Baca berita tanpa iklan. Gabung Kompas.com+

Studi Ungkap Merkuri di Atmosfer Meningkat Tujuh Kali Lipat

Kompas.com - 04/11/2023, 11:00 WIB
Usi Sulastri,
Resa Eka Ayu Sartika

Tim Redaksi

KOMPAS.comMerkuri, yang merupakan logam berat berbahaya, membawa risiko yang signifikan terhadap kesehatan manusia dan ekosistem.

Baru-baru ini, penelitian mengungkapkan bahwa aktivitas manusia telah meningkatkan konsentrasi merkuri di atmosfer hingga tujuh kali lipat.

Baca juga: Apakah Boleh Menyentuh Merkuri dengan Tangan?

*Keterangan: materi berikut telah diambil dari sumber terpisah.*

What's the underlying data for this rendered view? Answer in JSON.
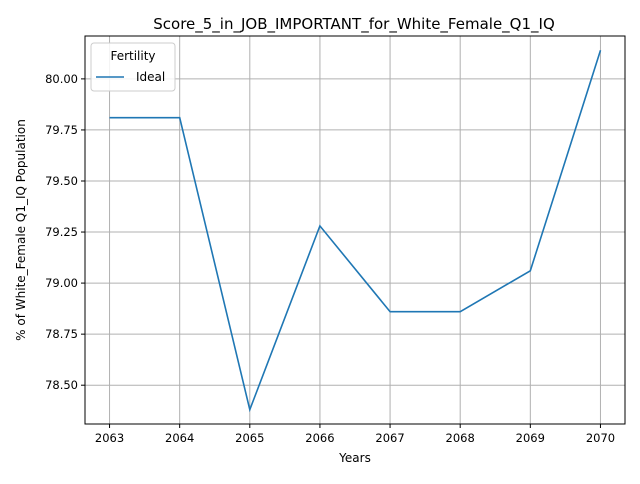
{
  "chart_data": {
    "type": "line",
    "title": "Score_5_in_JOB_IMPORTANT_for_White_Female_Q1_IQ",
    "xlabel": "Years",
    "ylabel": "% of White_Female Q1_IQ Population",
    "x": [
      2063,
      2064,
      2065,
      2066,
      2067,
      2068,
      2069,
      2070
    ],
    "series": [
      {
        "name": "Ideal",
        "color": "#1f77b4",
        "values": [
          79.81,
          79.81,
          78.38,
          79.28,
          78.86,
          78.86,
          79.06,
          80.14
        ]
      }
    ],
    "xticks": [
      "2063",
      "2064",
      "2065",
      "2066",
      "2067",
      "2068",
      "2069",
      "2070"
    ],
    "yticks": [
      "78.50",
      "78.75",
      "79.00",
      "79.25",
      "79.50",
      "79.75",
      "80.00"
    ],
    "ytick_values": [
      78.5,
      78.75,
      79.0,
      79.25,
      79.5,
      79.75,
      80.0
    ],
    "xlim": [
      2062.65,
      2070.35
    ],
    "ylim": [
      78.31,
      80.21
    ],
    "grid": true,
    "legend": {
      "title": "Fertility",
      "placement": "top-left"
    }
  }
}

Emisi merkuri yang berasal dari aktivitas manusia

Dilansir dari Science Daily edisi (1/11/2023), penelitian yang dilakukan oleh Harvard John A. Paulson School of Engineering and Applied Sciences (SEAS) menyatakan bahwa konsentrasi merkuri yang berpotensi beracun di atmosfer telah meningkat tujuh kali lipat sejak awal era modern sekitar tahun 1500 Masehi.

Tim peneliti yang dipimpin Elsie M. Sunderland, berhasil mengembangkan metode inovatif untuk memperkirakan emisi merkuri dari gunung berapi, sumber alami terbesar.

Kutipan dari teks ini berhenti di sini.